Юрий Анатольевич последний раз блеснул обширной своей лысиной и вышел из комнаты. Андрей закрыл за ним дверь и снова уселся на диван.
Все, что говорил отец Кристины, было правдоподобно. Девушка она была действительно с легким прибабахом, и неудивительно, что наблюдалась у психиатра, и уж нечего говорить об ее совсем свихнутой подружке-инвалидке, она вообще Андрею не нравилась. Все вроде совпадало, все становилось на свои места: и странные бредни Кристины о трупе Гоши, и ее навязчивая мания преследования, и ее страхи… В общем, все. Андрей был убежден, что отец ее говорит правду… Тогда почему он не признался в том, что сегодняшней ночью она агитировала его выкапывать придуманного ей покойника?.. Андрею пришла мысль даже позвонить сейчас этой самой Скунс и сказать, что они сегодня намечали… Как она, интересно, посоветует себя вести? Может быть, Кристину нужно срочно в смирительную рубашку заматывать, или стоит самому прикинуться сумасшедшим и сделать вид, что выкопал покойника и перезахоронил в другом месте… Да! С психами Андрею связываться еще не приходилось.
Андрей поднялся с дивана пошел в прихожую и, сняв влажный ботинок, переобулся в тапочки. Потом отправился на кухню и поставил чайник на газ.
Лежи, Гоша, спокойно! Если ты, конечно, не бегаешь где-нибудь живехонький. Потакать чужой шизофрении, нет уж — на фиг нужно!

Глава 8
Гоша портит жизни

Под ногами хлюпала вода, древко лопаты давило на плечо, но Андрей не обращал на это внимания. Кристина шагала рядом, иногда забегала вперед. Парк в этой части был глухой, на удивление глухой, словно до них здесь не ступала нога человека. Они шли долго, перепрыгивая канавы, перелезая через палые деревья. Впереди что-то блеснуло: это был заросший камышом пруд. Сумерки сгустились. В воде на небольшой глубине лежала женщина в белом подвенечном платье, глаза ее были открыты, казалось, она смотрит сквозь воду в небо.
— Наклонись, наклонись ближе, — это был голос Кристины, совсем рядом, она обняла Андрея за плечи и нежно, легонько подтолкнула к телу. — Ближе… Ты узнаешь ее?
Женщина была явно знакома Андрею. Он повиновался, сделал шаг к воде, ему казалось: еще чуть-чуть, и он узнает, вспомнит ее. — Ближе, — доносился настойчивый шепот Кристины. Андрей сделал еще шаг.
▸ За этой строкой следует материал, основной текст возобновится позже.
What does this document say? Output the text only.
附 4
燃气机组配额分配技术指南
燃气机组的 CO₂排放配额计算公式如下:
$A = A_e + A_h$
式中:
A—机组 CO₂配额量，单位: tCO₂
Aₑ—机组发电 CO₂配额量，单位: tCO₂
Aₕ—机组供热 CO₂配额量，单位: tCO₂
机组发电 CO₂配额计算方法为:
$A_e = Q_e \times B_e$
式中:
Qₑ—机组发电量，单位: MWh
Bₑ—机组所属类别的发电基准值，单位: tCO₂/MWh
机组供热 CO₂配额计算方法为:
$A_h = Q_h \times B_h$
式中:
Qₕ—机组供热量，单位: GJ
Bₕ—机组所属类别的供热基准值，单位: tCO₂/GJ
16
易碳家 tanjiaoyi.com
Какое знакомое лицо! Где он видел ее? Рот утопленницы был чуть приоткрыт, прозрачные карие глаза смотрят в небо… нет, на него. Они смотрят ему в глаза… Он отпрянул назад… Но нет, Кристина, обнявшая его за плечи, не пускает, да она уже и не обнимает, а держит его крепко, крепко настолько, что трудно дышать, она медленно шаг за шагом ведет его к утопленнице. Какое знакомое лицо!.. Андрей, не сводя глаз с утопленницы, отчаянно рвется из объятий Кристины, но тщетно, сила ее непреодолима… Он кричит…
Андрей вздрогнул, открыл глаза, осмотрелся. Фу ты, ужас какой! Поднялся из кресла, морщась и разминая затекшую руку, стараясь избавить ее от тысяч пульсирующих иголок. Часы показывали половину двенадцатого.
Он прошел на кухню, поставил на газ чайник. Отвратное ощущение от сна постепенно рассосалось, но зато вспомнилась встреча с отцом Кристины, тоже малоприятная. Было в ее отце что-то неуловимо гадкое и липкое, но что, сформулировать и определить не представлялось возможным.
Андрей налил чаю.
«А может, съездить встретиться с Кристиной, отговорить ее сегодня-то откапывать Гошу, а взять в ночном магазинчике бутылку водки, поехать ко мне. Может быть, папа преувеличил насчет того, что ее психические дела так уж плохи, отцы, особенно любящие своих детей, склонны иногда драматизировать ситуацию… Хотя какие тут преувеличения?! Ведь она лопату привезет и фонарик, чтобы я землю рыл, хорошо, еще не при свете факела… — Андрей отодвинул пустую чашку и продолжил размышлять дальше: — Нужно бы позвонить ее психиатру и рассказать… А если за ней после моего звонка „скорую“ пришлют и увезут в дурку, тогда, пожалуй, я ее к себе не приведу… И водку пить будет не с кем. Не зря же я разыскивал ее столько. Сам поеду, — решил он. — Но только фиг я копать буду!»
Андрей оделся и вышел из дома.
Хотя Андрей приехал за пятнадцать минут до срока, Кристина уже ждала его, нетерпеливо озираясь по сторонам и пристально разглядывая всякого проходящего мимо мужчину, как будто боялась пропустить Андрея. На ней была серая из плащевки куртка с меховой оторочкой, подчеркивающая очертания бюста, и брюки, обтягивающие стройные ножки. Выглядела она, как всегда, потрясающе, у Андрея забилось быстрее сердце, вот только лопата в ее руке напрочь испортила настроение.
— Ты прекрасно выглядишь, — сказал он, но комплиментом не произвел никакого впечатления.
— Я все приготовила, — прошептала она, отведя его за ларек и непрестанно озираясь. — За тобой никто не шел, ты внимания не обратил?
— Хвоста не было, — принимая ее шпионский тон, проговорил он.
— Ну, тогда давай к месту продвигаться.
— Подожди, Кристина, — Андрей нежно взял ее под руку и ощутил запах ее духов, это был его любимый запах. — Слушай, может быть, стоит перенести наше мероприятие на другую ночь… — вкрадчиво начал он. — У меня сегодня такое настроение, я чувствую себя очень одиноким… У меня дома стоит бутылка водки, но я как подумаю, что предстоит вернуться одному домой в унылую квартиру… Я так одинок…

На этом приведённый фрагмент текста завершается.